Monday, June 20, 2011

Why ALL dogs go to heaven

As a theologian I have always been fascinated by concepts of heaven. Many cultures reward their heroes and base their afterlife on a concept of heroes.

The Greeks, for example, rewarded valor with the Elysian fields. On Saturday I attended a performance of Die Valkyrie, part of Wagner's Ring cycle. The Valkyrie, in full armour and bearing her sword appears to Siegmund with her prepared speech. "I appear to heroes who will fall in battle and will escort you to Valhalla" she describes Valhalla as a place where Siegmund would be attended by fair maidens and would be greeted by other heros. He is interested but then asks if his wife Sieglinda could accompany him. The Valkyrie shakes her head "no girls allowed". Siegmund then refuses to go to Valhalla.

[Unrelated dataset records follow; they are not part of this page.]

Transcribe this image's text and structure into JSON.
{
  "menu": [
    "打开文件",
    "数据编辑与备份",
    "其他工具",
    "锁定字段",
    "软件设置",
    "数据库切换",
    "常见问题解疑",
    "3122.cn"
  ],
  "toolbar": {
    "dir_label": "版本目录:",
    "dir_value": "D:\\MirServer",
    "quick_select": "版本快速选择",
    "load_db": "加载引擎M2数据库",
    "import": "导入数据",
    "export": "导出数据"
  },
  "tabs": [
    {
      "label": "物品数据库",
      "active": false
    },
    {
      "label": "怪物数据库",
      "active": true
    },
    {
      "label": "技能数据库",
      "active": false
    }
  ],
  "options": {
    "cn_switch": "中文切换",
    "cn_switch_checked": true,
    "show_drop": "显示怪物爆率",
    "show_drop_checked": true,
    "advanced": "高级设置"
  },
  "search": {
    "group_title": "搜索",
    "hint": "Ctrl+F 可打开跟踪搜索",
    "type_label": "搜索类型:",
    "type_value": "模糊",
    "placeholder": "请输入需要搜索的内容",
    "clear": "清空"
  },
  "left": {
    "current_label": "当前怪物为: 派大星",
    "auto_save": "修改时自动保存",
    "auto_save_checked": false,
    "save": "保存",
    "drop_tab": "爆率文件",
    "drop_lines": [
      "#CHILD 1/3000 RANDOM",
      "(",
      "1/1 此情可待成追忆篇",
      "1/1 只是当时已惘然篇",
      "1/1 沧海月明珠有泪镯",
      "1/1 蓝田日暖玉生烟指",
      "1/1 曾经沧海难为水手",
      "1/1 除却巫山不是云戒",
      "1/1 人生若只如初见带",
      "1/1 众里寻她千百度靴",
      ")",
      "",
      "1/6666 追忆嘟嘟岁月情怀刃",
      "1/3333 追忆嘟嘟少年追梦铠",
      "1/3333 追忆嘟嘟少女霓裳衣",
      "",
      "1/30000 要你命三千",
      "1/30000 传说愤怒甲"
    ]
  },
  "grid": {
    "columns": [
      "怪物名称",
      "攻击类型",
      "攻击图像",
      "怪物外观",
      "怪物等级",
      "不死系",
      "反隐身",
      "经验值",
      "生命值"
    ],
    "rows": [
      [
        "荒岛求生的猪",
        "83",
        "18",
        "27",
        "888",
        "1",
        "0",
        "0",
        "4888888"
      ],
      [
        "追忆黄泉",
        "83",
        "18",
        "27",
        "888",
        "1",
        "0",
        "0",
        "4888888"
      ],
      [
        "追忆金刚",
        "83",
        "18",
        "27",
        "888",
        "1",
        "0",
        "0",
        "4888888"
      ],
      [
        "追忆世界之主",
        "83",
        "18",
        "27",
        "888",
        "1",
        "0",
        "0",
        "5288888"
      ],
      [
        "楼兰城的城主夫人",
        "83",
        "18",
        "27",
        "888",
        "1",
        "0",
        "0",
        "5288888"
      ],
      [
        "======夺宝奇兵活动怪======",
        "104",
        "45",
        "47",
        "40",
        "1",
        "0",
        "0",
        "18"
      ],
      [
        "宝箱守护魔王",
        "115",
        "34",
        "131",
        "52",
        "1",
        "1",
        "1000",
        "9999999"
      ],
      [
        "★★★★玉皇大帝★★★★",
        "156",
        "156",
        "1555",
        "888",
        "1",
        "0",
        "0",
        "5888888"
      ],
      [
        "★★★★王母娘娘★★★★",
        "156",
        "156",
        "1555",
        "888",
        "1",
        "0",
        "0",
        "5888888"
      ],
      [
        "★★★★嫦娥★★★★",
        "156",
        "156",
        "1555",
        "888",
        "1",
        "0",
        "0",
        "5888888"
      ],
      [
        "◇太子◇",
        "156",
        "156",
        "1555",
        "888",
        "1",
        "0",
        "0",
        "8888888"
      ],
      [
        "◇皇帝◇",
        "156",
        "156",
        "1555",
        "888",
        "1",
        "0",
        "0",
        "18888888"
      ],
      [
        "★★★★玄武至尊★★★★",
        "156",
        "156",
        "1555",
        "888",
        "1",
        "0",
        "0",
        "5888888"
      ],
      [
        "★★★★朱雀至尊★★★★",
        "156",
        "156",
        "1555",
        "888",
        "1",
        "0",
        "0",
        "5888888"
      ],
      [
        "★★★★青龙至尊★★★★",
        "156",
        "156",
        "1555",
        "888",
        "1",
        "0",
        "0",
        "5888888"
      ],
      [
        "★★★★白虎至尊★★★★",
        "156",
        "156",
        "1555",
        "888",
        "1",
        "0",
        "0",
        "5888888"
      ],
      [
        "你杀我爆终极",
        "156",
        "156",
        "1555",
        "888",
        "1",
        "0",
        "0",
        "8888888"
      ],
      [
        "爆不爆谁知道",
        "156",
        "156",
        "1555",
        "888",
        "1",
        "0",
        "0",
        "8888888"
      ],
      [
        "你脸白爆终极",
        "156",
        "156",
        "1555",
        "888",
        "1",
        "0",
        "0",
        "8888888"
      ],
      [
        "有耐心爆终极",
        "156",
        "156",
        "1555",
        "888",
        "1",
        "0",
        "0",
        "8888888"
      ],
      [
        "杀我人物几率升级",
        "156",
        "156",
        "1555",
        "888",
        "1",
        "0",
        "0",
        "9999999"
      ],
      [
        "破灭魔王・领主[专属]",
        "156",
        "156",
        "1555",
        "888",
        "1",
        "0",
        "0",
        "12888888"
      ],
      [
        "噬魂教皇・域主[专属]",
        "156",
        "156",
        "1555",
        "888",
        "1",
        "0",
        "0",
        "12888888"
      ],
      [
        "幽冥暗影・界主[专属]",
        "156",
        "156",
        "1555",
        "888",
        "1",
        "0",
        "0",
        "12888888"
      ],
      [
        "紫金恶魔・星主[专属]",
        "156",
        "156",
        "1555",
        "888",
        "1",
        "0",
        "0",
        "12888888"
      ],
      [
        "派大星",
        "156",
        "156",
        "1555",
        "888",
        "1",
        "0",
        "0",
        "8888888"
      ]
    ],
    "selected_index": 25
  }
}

The Valkyrie is shocked. A similar scene was shown in the movie Black Robe where the Jesuit priest is speaking to the natives he is accompanying on a long canoe journey about heaven. He describes heaven and the chief asks as he is smoking if there will be tobacco. The Jesuit shakes his head, very sure that there would be no tobacco in heaven. The chief then asks about women..would have have his women. Again male or female in heaven. The chief, at that point, writes off Christianity.

The problem with heaven is that every time we extrapolate from our own experiences we create ridiculous versions of heaven. Is heaven a hall of heroes? Is it a smoke free zone? Is it people playing harps? If we believe in an afterlife, what is it?

This is why all dogs go to heaven. I have learned about heaven from my dog Sophie. For the first 8 years of her life, she was abused, neglected and starved. She was brutalized. If you had asked her about heaven she may have answered that it was a place where you could get a meal..but her experiences and life was so limited she could not extrapolate. She never knew love.

Sophie now has soft beds, she is greeted with affection, has homemade meals, is never hungry and is very much loved. Sophie could not have extrapolated love as she had no concept of love.

The problem with our concepts of heaven is that they are based on our extrapolations from our experiences. Our life experiences, like that of Sophie, are simply too limited to understand what it would mean to be totally loved and appreciated for who you are. To be welcomed not as a hero..but to be loved and appreciated. To be valued and cherished.

Sophie has taught me that a concept of heaven that does not consider the depths of love and is too bound by physical concepts and simply not worth going to.